It's a new year, so what better time for a new tradition? Perhaps like millions of others or as in years past, you've created one (or more) new year's resolutions without thinking twice. I encourage you to think again.
I never much liked the idea of new year's resolutions because for the most part I don't think they work. They more often resort to hollow promises than well-thought-out goals. They're made out of tradition or habit rather than conscious intent.
So for 2009, a year ripe with change, newness, and transformational beginnings, I've settled on something more powerful than the time-worn New Year's Resolution: the New Year's Declaration.
What's the difference between "resolution" and "declaration"? Plenty. Resolution is defined as "determination, strong will". It involves constancy, doggedness, and firmness. A Declaration is "an assertion of belief or knowledge". It is an affirmation, a testimony, an oath and at its most powerful, a revelation.

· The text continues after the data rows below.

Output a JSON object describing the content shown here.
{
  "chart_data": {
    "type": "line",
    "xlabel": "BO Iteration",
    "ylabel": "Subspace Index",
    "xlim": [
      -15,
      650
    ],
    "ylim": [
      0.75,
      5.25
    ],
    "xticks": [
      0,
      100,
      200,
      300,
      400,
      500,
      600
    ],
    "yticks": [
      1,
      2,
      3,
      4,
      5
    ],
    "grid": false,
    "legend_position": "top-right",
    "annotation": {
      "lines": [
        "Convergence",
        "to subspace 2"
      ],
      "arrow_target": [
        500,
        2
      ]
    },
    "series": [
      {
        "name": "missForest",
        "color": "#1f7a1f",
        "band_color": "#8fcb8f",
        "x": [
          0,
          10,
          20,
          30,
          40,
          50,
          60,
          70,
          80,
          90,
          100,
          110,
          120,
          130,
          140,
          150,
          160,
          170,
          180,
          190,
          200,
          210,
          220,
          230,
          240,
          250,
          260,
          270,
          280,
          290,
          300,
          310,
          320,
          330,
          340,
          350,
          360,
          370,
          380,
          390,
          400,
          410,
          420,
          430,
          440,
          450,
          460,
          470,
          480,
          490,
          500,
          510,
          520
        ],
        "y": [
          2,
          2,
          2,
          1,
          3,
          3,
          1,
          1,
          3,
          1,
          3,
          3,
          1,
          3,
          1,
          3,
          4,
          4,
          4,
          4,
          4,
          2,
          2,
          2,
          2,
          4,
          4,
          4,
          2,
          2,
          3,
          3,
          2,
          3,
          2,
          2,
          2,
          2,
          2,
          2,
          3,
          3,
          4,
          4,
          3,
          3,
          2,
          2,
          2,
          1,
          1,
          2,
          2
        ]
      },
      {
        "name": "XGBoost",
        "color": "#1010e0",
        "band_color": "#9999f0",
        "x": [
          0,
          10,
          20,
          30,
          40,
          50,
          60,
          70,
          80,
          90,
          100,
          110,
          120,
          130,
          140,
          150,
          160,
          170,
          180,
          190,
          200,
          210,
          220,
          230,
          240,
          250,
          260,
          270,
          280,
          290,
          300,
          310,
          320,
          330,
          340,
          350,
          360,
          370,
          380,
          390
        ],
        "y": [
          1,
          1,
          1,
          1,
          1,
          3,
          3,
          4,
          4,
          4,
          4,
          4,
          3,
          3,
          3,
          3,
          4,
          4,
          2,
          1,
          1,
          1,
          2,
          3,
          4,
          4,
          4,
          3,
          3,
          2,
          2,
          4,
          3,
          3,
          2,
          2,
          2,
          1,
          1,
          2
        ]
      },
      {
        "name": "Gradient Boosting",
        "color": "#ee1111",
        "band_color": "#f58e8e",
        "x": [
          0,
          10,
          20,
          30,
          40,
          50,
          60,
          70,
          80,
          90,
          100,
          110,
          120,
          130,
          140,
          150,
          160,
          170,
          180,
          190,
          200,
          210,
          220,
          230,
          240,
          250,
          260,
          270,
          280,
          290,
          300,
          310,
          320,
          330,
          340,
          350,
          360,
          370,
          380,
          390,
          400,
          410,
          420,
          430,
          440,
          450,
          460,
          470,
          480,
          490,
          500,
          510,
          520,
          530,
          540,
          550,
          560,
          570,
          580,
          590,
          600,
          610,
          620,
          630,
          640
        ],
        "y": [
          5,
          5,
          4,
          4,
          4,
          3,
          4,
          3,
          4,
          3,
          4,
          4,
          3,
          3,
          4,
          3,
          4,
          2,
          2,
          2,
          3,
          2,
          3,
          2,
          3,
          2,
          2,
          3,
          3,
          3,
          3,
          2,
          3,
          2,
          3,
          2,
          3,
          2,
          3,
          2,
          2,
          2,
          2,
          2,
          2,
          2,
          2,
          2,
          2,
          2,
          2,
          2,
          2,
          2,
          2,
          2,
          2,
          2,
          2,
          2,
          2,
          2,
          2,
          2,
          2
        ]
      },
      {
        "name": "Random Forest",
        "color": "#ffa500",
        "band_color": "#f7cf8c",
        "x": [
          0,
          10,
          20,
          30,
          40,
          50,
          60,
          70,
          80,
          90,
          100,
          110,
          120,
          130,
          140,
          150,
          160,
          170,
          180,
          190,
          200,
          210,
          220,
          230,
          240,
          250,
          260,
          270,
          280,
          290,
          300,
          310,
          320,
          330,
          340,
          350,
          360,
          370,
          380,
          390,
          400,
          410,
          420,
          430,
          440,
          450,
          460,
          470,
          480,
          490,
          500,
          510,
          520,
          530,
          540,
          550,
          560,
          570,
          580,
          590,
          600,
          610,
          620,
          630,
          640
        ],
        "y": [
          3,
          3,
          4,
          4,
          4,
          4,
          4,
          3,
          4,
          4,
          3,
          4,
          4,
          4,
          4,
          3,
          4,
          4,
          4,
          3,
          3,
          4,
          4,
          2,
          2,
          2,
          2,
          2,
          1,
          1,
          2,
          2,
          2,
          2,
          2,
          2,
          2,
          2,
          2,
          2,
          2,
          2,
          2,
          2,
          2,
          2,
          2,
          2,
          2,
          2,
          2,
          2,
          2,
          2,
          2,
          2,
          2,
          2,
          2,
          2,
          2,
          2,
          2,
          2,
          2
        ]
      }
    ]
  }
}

Resolutions take will power to live up to, and without a strong will (or rock solid support system propping it up), they don't have a prayer. They require effort, struggle, and work. Given this, they are set up to fail; rife with more inroads to be broken or sabotaged than kept.
Declarations, on the other hand, come from a point of decision. Decision necessitates clarity and emanates from that center within each of us which burns with empowerment and resolve. Declarations are a way of saying "damn the torpedoes, full speed ahead". They are more concerned with a starting point than an end result. And isn't that what renewal - each new year's gift to us all - is all about?
Here's my declaration for 2009.
I will take action toward my dreams and goals even though I might not feel like it
I will get started on tasks or projects even though conditions are not perfect
I will persist even though I could procrastinate
I will write, and write regularly, even though it might suck
I will not use physical illness or discomfort as a reason to stop living my dream even though I could
I will give my body the rest, nurturing, and healing it needs even though it might slow me down
I will not worry or obsess about time even though it marches on
I will not cocoon myself from new opportunities even though sitting home in my pyjamas is more comfortable
On the other hand, I will allow myself the power to say no to requests which are not in alignment with my desires even though I could easily say yes
I will do what I want rather than what other people think I should even though they might not agree
I will dance like no one's watching even though they will be
I will communicate from love and patience even though I'm conditioned to scream and shout
And finally, I will live fearlessly even in the face of fear
A tall order? Perhaps, and I'll definitely need reminding and rereading of the above on a regular basis. But I declare, I'm tired of living any way else.
What's your New Year's Declaration? What do you aspire and avow to do or be in 2009 "even though"?